Pemecatan Tenaga Medis RSUD Ogan Ilir Sesuai Prosedur
OGANILIR, iNews.id - Bupati Ogan Ilir Ilyas Panji Alam buka suara terkait pemecatan 109 tenaga medis honorer di Rumah Sakit Umum Daerah (RSUD) Ogan Ilir, Sumatera Selatan. Menurutnya, keputusan itu sudah tepat.
"Sudah benar atau sesuai prosedur karena semua tuntutan sudah dipenuhi namun tidak ada respon baik," kata Ilyas Panji, Kamis (21/9/2020).
Ilyas menduga tuntutan alat pelindung diri (APD), insentif dan rumah singgah hanyalah alasan para tenaga medis honorer yang takut berhadapan dengan pasien corona atau Covid-19.
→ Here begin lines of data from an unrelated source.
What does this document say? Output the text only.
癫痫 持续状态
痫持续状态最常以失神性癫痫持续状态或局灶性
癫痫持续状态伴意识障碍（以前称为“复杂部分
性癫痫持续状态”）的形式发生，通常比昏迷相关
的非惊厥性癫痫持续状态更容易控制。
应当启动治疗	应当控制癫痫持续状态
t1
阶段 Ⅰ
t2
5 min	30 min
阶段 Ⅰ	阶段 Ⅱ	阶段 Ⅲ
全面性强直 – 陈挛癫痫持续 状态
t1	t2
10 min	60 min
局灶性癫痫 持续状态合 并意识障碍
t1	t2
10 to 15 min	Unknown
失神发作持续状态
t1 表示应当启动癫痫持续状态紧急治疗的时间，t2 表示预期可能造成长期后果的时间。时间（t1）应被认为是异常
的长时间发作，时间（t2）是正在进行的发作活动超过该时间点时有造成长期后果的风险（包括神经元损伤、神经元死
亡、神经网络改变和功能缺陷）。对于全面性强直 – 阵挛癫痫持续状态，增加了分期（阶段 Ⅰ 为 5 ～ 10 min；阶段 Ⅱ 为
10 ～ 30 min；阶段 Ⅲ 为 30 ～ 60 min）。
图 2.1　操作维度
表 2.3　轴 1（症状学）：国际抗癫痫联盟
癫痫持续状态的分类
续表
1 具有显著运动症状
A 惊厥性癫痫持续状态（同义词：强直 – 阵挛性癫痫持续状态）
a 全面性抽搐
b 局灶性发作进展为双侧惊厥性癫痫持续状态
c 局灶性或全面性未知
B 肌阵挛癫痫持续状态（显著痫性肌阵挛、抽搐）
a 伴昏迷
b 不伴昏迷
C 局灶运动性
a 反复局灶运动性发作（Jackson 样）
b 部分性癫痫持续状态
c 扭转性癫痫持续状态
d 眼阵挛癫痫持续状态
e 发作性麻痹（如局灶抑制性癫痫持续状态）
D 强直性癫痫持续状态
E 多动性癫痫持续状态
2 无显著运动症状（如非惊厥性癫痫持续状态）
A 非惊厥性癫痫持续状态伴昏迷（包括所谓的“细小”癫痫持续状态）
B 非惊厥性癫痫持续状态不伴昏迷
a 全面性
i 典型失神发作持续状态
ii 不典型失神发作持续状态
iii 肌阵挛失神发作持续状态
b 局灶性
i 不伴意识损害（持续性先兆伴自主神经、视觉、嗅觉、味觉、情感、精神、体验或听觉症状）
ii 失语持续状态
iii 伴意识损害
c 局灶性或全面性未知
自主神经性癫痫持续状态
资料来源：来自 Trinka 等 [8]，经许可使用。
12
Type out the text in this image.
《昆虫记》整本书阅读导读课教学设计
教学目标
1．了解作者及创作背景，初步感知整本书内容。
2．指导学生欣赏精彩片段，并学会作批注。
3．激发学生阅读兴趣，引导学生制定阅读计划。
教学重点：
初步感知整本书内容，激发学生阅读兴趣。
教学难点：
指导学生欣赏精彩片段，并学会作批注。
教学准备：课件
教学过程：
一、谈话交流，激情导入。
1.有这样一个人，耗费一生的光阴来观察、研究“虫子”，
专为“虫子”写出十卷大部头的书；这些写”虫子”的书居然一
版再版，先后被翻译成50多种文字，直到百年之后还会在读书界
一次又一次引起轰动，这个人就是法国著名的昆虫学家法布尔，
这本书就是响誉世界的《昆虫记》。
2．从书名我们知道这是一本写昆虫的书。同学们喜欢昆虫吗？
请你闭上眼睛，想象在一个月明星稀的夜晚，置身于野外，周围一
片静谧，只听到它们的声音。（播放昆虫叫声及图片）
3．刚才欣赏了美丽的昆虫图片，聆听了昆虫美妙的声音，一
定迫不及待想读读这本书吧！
"Mereka meminta dilengkapi APD, padahal di rumah sakit ada ribuan, silahkan cek semuanya mulai dari kacamata, sarung tangan dan lain-lain," kata dia.
Ilyas menambahkan, untuk tuntutan rumah singgah, Pemkab Ogan Ilir telah menyiapkan 34 ruangan khusus di DPRD Ogan Ilir dengan fasilitas lengkap.